He is the master spirit who once lived in our midst. When he died Philip Moore was a patriarchal 90. His life-work is a glory of his land. I believe he is one of the world’s great artists. His paintings and sculptures should grace famous galleries and perhaps one day they will. For the time being let us feel fortunate that his mysterious, darkly shimmering, meticulously crafted, Afric-centred, shaman-inspired masterworks are available for viewing in Guyana. A day will come when they will be universally revered.
Once I visited Philip where he lived when he was in Georgetown. The place was filled with his work hung and propped on walls and occupying tables and chairs.
He showed me around. I was in a daze. There were many wondrous works in progress. Then in his small bedroom he showed me an extraordinary thing. It was a coverlet of some sort, the material perhaps oil-skin or the stretched and stitched hides of animals. Philip had painted over every inch of both its surfaces in the most brilliant colours in interlocking patterns of suns and moons and stars and crosses and crescents and hearts and priests or prophets in white robes. In the dark it dazzled me. A universcape, he called it.

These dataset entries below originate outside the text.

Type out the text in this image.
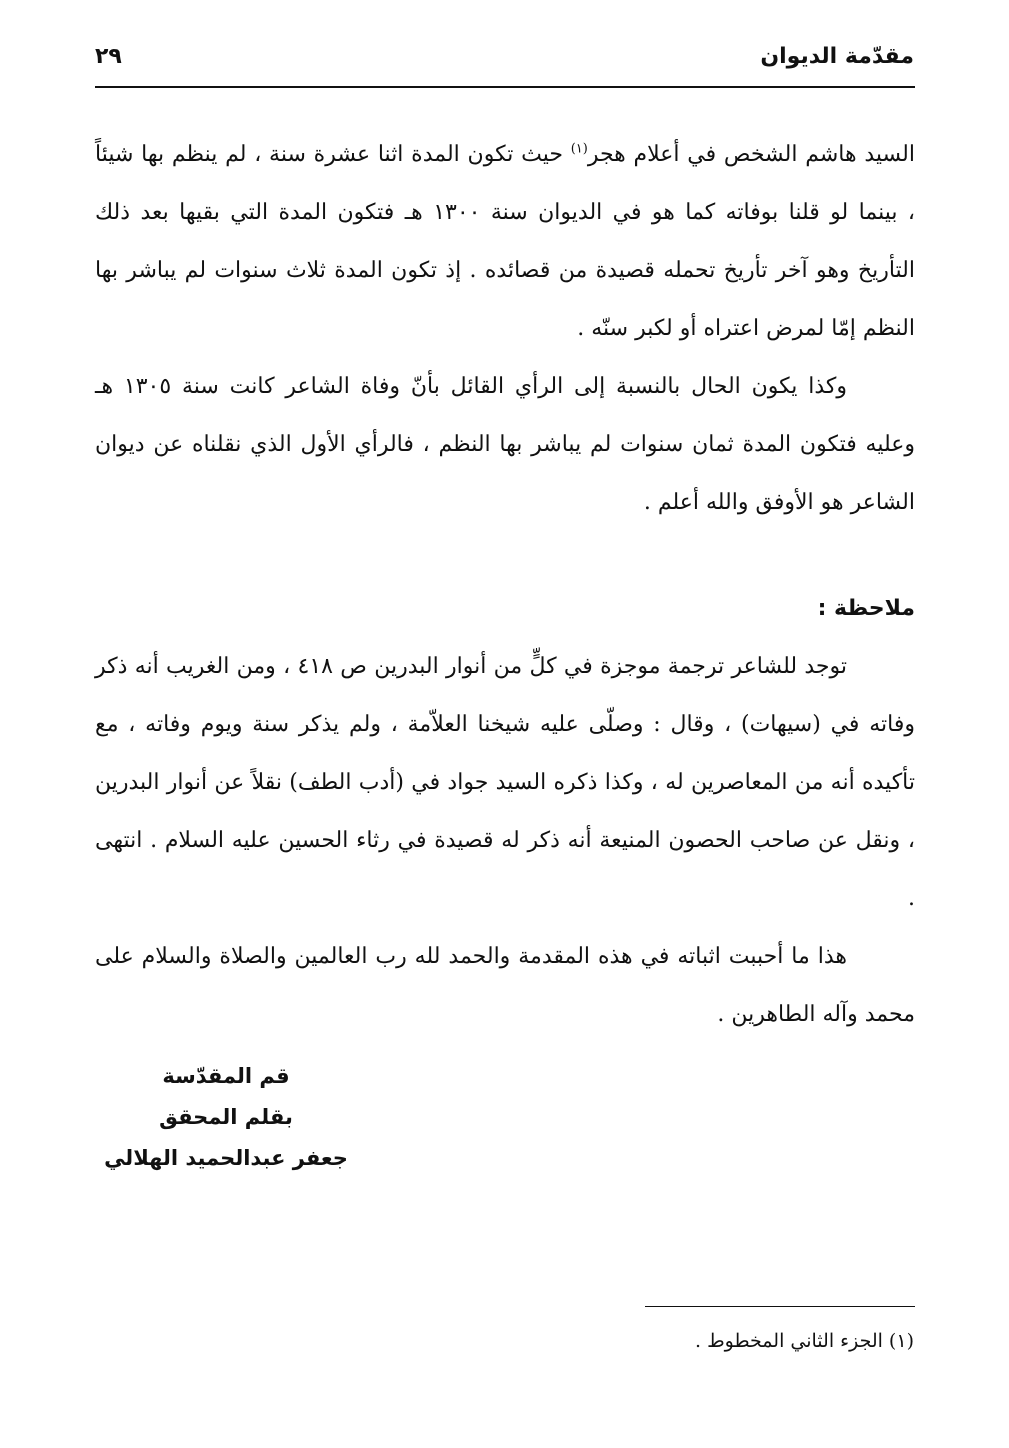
مقدّمة الديوان
٢٩

السيد هاشم الشخص في أعلام هجر$^{(١)}$ حيث تكون المدة اثنا عشرة سنة ، لم ينظم بها شيئاً ، بينما لو قلنا بوفاته كما هو في الديوان سنة ١٣٠٠ هـ فتكون المدة التي بقيها بعد ذلك التأريخ وهو آخر تأريخ تحمله قصيدة من قصائده . إذ تكون المدة ثلاث سنوات لم يباشر بها النظم إمّا لمرض اعتراه أو لكبر سنّه .

وكذا يكون الحال بالنسبة إلى الرأي القائل بأنّ وفاة الشاعر كانت سنة ١٣٠٥ هـ وعليه فتكون المدة ثمان سنوات لم يباشر بها النظم ، فالرأي الأول الذي نقلناه عن ديوان الشاعر هو الأوفق والله أعلم .

ملاحظة :

توجد للشاعر ترجمة موجزة في كلٍّ من أنوار البدرين ص ٤١٨ ، ومن الغريب أنه ذكر وفاته في (سيهات) ، وقال : وصلّى عليه شيخنا العلاّمة ، ولم يذكر سنة ويوم وفاته ، مع تأكيده أنه من المعاصرين له ، وكذا ذكره السيد جواد في (أدب الطف) نقلاً عن أنوار البدرين ، ونقل عن صاحب الحصون المنيعة أنه ذكر له قصيدة في رثاء الحسين عليه السلام . انتهى .

هذا ما أحببت اثباته في هذه المقدمة والحمد لله رب العالمين والصلاة والسلام على محمد وآله الطاهرين .

قم المقدّسة
بقلم المحقق
جعفر عبدالحميد الهلالي
(١) الجزء الثاني المخطوط .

Philip said when he felt a weakness in himself, when he felt exhausted by the world, he would lie down and wrap this coverlet around him and rest alone and gradually he would revive, slowly his soul would clear, slowly his vision would come back to him, his dream-clothed spirit would strengthen and at last he would be ready to do his work again.
“Wrapped in my cloak of dreams”. Naturally I have remembered such a beautiful and wondrous thing ever since. And it has seemed to me that all these exceptional human beings whom we call geniuses, and one of which Philip Moore most certainly was, one way or another, actually or figuratively, clothe themselves with dreams when it is needed to bring forth their miracles of achievement.